Sociale politiek – Harmonisatie van wetgevingen – Overgang van ondernemingen – Behoud van rechten van werknemers – Richtlijn 2001/23

(Richtlijn 2001/23 van de Raad, art. 3, lid 1, eerste alinea, en 4, lid 1, eerste alinea)

Samenvatting

Het is niet in strijd met het verbod van artikel 4, lid 1, van richtlijn 2001/23 inzake de onderlinge aanpassing van de wetgevingen der lidstaten betreffende het behoud van de rechten van de werknemers bij overgang van ondernemingen, vestigingen of onderdelen van ondernemingen of vestigingen, dat de arbeidsovereenkomst voor bepaalde tijd van een uitzendkracht, die wegens het verstrijken van de overeengekomen termijn is beëindigd op een eerder tijdstip dan het tijdstip van de overgang van de aan die uitzendkracht toegewezen activiteit, wegens die overgang niet wordt verlengd. Bijgevolg moet die uitzendkracht niet worden geacht op het tijdstip van de overgang nog altijd ter beschikking van de gebruiker te staan.

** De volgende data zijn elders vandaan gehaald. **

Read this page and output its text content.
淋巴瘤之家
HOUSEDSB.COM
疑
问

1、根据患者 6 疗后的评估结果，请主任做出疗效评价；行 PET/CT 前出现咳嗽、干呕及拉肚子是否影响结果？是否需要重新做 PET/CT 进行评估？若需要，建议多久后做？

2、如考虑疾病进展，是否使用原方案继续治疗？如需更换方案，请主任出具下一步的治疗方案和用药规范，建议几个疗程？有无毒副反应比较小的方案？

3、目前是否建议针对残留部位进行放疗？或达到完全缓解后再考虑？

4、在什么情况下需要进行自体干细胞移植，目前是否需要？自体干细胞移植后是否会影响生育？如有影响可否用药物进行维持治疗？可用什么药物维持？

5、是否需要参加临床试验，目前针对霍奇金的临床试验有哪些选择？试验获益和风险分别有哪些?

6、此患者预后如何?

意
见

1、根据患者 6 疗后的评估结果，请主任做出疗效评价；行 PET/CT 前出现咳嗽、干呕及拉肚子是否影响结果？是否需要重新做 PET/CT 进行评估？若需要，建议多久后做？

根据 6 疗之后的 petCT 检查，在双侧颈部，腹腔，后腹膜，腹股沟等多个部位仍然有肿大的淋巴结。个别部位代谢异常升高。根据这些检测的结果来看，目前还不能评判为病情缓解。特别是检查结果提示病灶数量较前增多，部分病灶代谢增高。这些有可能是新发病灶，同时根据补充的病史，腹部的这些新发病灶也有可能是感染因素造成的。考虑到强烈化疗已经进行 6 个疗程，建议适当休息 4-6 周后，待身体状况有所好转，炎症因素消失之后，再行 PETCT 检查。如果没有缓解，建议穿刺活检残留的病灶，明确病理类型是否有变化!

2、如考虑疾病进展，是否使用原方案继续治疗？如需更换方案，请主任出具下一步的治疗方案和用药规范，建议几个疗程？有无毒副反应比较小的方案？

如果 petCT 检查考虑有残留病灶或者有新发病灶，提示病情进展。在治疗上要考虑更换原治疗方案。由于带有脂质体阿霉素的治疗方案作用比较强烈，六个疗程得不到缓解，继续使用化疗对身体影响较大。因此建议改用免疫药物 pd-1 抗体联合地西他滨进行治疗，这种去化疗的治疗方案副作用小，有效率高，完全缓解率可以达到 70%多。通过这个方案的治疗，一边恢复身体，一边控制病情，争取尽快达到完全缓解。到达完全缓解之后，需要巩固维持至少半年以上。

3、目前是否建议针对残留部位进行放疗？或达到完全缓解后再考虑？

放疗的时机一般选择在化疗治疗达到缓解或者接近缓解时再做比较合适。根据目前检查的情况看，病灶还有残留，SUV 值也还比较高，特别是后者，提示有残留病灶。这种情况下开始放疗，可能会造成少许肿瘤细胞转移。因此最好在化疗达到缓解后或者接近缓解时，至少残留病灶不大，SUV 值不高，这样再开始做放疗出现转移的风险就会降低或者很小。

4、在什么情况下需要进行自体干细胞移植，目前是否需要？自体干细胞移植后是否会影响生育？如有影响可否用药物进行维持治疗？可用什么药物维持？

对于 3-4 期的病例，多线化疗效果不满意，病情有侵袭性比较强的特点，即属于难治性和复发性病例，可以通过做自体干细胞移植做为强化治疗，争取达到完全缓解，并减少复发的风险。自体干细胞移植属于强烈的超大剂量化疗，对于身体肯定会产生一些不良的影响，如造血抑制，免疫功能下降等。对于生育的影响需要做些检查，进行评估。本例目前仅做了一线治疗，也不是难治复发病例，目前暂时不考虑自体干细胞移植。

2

De werknemer heeft namelijk in beginsel geen aanspraak op verlenging van een arbeidsovereenkomst voor bepaalde tijd. Het feit dat een dergelijke overeenkomst eindigt op een eerder tijdstip dan het tijdstip waarop de overgang van de aan de werknemer toegewezen activiteit zal plaatsvinden, kan geen dergelijke aanspraak in het leven roepen. Het niet verlengen van een uitzendovereenkomst voor bepaalde tijd, omdat er tussen de werkgever en de werknemer geen nieuwe wilsovereenstemming tot stand is gekomen, kan dus niet worden gelijkgesteld met ontslag in de zin van artikel 4, lid 1, van richtlijn 2001/23, waarbij de arbeidsovereenkomst of de arbeidsverhouding bij een eenzijdige beslissing van de werkgever wordt beëindigd.